Dia juga divonis denda Rp 1 miliar dengan subsider 4 bulan kurungan penjara. Majelis menegaskan, Ichwan Lubis dinyatakan bersalah dan melanggar Pasal 5 ayat 1 UU No 8/2010 tentang pencegahan dan pemberantasan TPPU.
SCROLL TO CONTINUE WITH CONTENT
Atas putusan tersebut, penasihat hukum menyatakan pikir-pikir. Sementara, Jaksa langsung menyatakan banding.
Usai sidang, mantan Kasat Narkoba Polres Pelabuhan Belawan itu mengaku merasa difitnah.
"Saya akui saya khilaf, ada kesalahan," kata Ichwan.

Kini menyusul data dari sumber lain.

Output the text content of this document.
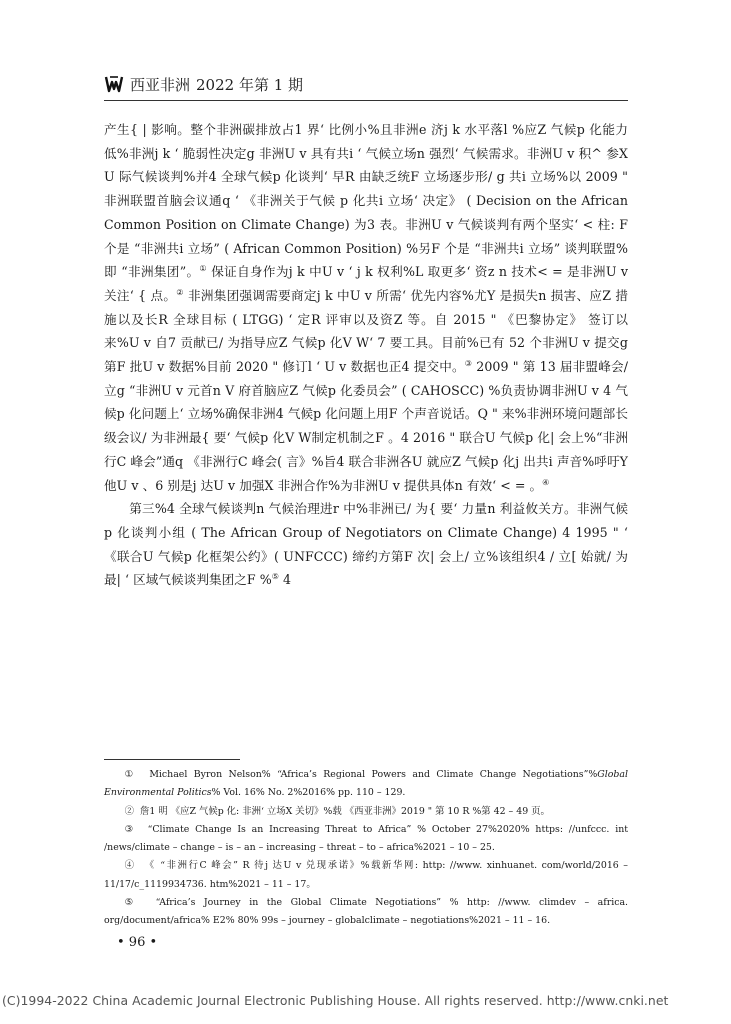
西亚非洲 2022 年第 1 期

产生{ | 影响。整个非洲碳排放占1 界‘ 比例小%且非洲e 济j k 水平落l %应Z 气候p 化能力低%非洲j k ‘ 脆弱性决定g 非洲U v 具有共i ‘ 气候立场n 强烈‘ 气候需求。非洲U v 积^ 参X U 际气候谈判%并4 全球气候p 化谈判‘ 早R 由缺乏统F 立场逐步形/ g 共i 立场%以 2009 " 非洲联盟首脑会议通q ‘ 《非洲关于气候 p 化共i 立场‘ 决定》 ( Decision on the African Common Position on Climate Change) 为3 表。非洲U v 气候谈判有两个坚实‘ < 柱: F 个是 “非洲共i 立场” ( African Common Position) %另F 个是 “非洲共i 立场” 谈判联盟%即 “非洲集团”。① 保证自身作为j k 中U v ‘ j k 权利%L 取更多‘ 资z n 技术< = 是非洲U v 关注‘ { 点。② 非洲集团强调需要商定j k 中U v 所需‘ 优先内容%尤Y 是损失n 损害、应Z 措施以及长R 全球目标 ( LTGG) ‘ 定R 评审以及资Z 等。自 2015 " 《巴黎协定》 签订以来%U v 自7 贡献已/ 为指导应Z 气候p 化V W‘ 7 要工具。目前%已有 52 个非洲U v 提交g 第F 批U v 数据%目前 2020 " 修订l ‘ U v 数据也正4 提交中。③ 2009 " 第 13 届非盟峰会/ 立g “非洲U v 元首n V 府首脑应Z 气候p 化委员会” ( CAHOSCC) %负责协调非洲U v 4 气候p 化问题上‘ 立场%确保非洲4 气候p 化问题上用F 个声音说话。Q " 来%非洲环境问题部长级会议/ 为非洲最{ 要‘ 气候p 化V W制定机制之F 。4 2016 " 联合U 气候p 化| 会上%“非洲行C 峰会”通q 《非洲行C 峰会( 言》%旨4 联合非洲各U 就应Z 气候p 化j 出共i 声音%呼吁Y 他U v 、6 别是j 达U v 加强X 非洲合作%为非洲U v 提供具体n 有效‘ < = 。④

第三%4 全球气候谈判n 气候治理进r 中%非洲已/ 为{ 要‘ 力量n 利益攸关方。非洲气候p 化谈判小组 ( The African Group of Negotiators on Climate Change) 4 1995 " ‘ 《联合U 气候p 化框架公约》( UNFCCC) 缔约方第F 次| 会上/ 立%该组织4 / 立[ 始就/ 为最| ‘ 区域气候谈判集团之F %⑤ 4

① Michael Byron Nelson% “Africa’s Regional Powers and Climate Change Negotiations”%Global Environmental Politics% Vol. 16% No. 2%2016% pp. 110 – 129.

② 詹1 明 《应Z 气候p 化: 非洲‘ 立场X 关切》%载 《西亚非洲》2019 " 第 10 R %第 42 – 49 页。

③ “Climate Change Is an Increasing Threat to Africa” % October 27%2020% https: //unfccc. int /news/climate – change – is – an – increasing – threat – to – africa%2021 – 10 – 25.

④ 《 “非洲行C 峰会” R 待j 达U v 兑现承诺》%载新华网: http: //www. xinhuanet. com/world/2016 – 11/17/c_1119934736. htm%2021 – 11 – 17。

⑤ “Africa’s Journey in the Global Climate Negotiations” % http: //www. climdev – africa. org/document/africa% E2% 80% 99s – journey – globalclimate – negotiations%2021 – 11 – 16.

• 96 •
(C)1994-2022 China Academic Journal Electronic Publishing House. All rights reserved. http://www.cnki.net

Dia tidak banyak memberikan komentar usai sidang. Namun, Ichwan mengaku dirinya tidak melakukan TPPU.
"Saya merasa difitnah," tegasnya.
Seperti diberitakan, AKP Ichwan ditangkap BNN pada April 2016 lalu. Karena terlibat jaringan narkoba itu, AKP Ichwan Lubis pun dicopot dari jabatannya sebagai Kasat Narkoba Polres Pelabuhan Belawan. (rvk/fdn)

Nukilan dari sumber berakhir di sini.